The rest of the book consists of three introductions (to a collection of Mapplethorpe photos, a memoir by Tony Richardson, and a keepsake edition of three short stories by Didion herself), a lecture titled “Why I Write,” and two essays from The New Yorker. The introductions are unexceptionable, though even with a writer as gifted as Didion one is reminded of Stephen King’s observation that “you have never seen a book entitled One Hundred Great Introductions of Western Civilization or Best-Loved Forewords of the American People.” Didion’s comments on her own writing are rewarding for devotees as insight into her development and for the strange intoxication of her sharp-edged prose, but one can certainly sense why none of this material has been collected before.

The essays from The New Yorker are sharper, more substantial work. “Everywoman.com,” the only piece in this volume I’d previously read, is the closest thing in it to Didion’s mature journalism, a consideration of the Martha Stewart phenomenon written before the insider trading scandal. The other New Yorker essay is “Last Words,” a consideration of the posthumous publications of Ernest Hemingway and the larger problem of what to do with the material a great writer leaves behind after death. It’s a passionate essay, and yet one can’t help but feel, to build on a point that Als makes in his introduction, that Didion’s own writerly identity, and her similarities with Hemingway, are leading her toward a position that would leave the larger culture poorer for the theoretical benefit of those who are forever beyond actual benefit.
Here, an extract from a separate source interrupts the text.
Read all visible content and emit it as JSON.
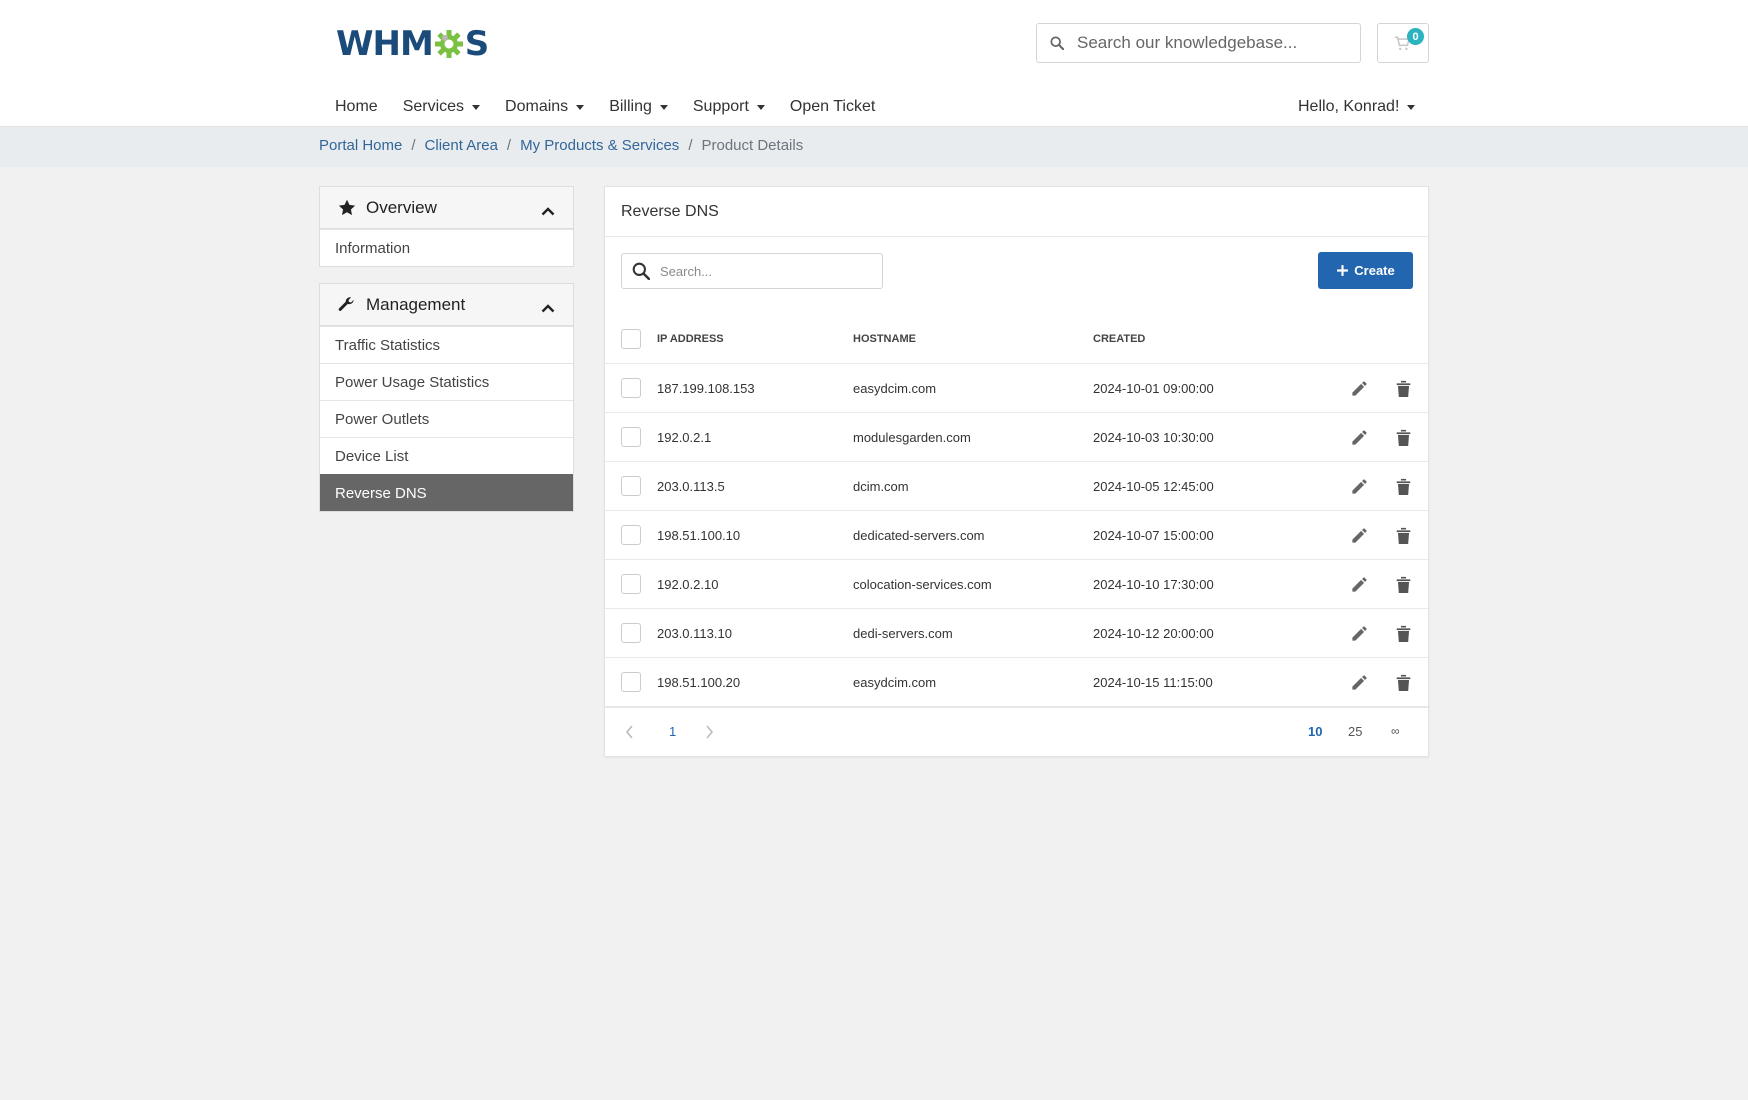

The irony of reading “Last Words” in its present context is that, while Didion is alive and (presumably) approved which pieces appeared in this collection and which did not, Let Me Tell You What I Mean has a similar air of the posthumous rag-bag, and its inclusions and exclusions are baffling. Gathering the Saturday Evening Post columns, which would otherwise be inaccessible outside of well-stocked libraries, is noble enough, but why none of the uncollected essays from The New York Review of Books? There’s only so much room in the collection, which is formatted, like South and West, Blue Nights, and The Year of Magical Thinking, as a tiny hardcover with wide margins, but surely an audience for whom these four late publications are Didion deserves a better ratio of substance to style? Anyone who admires Didion will buy this book and be glad to have done so, but those who know her ouevre well enough to know what it omits may be frustrated by those omissions.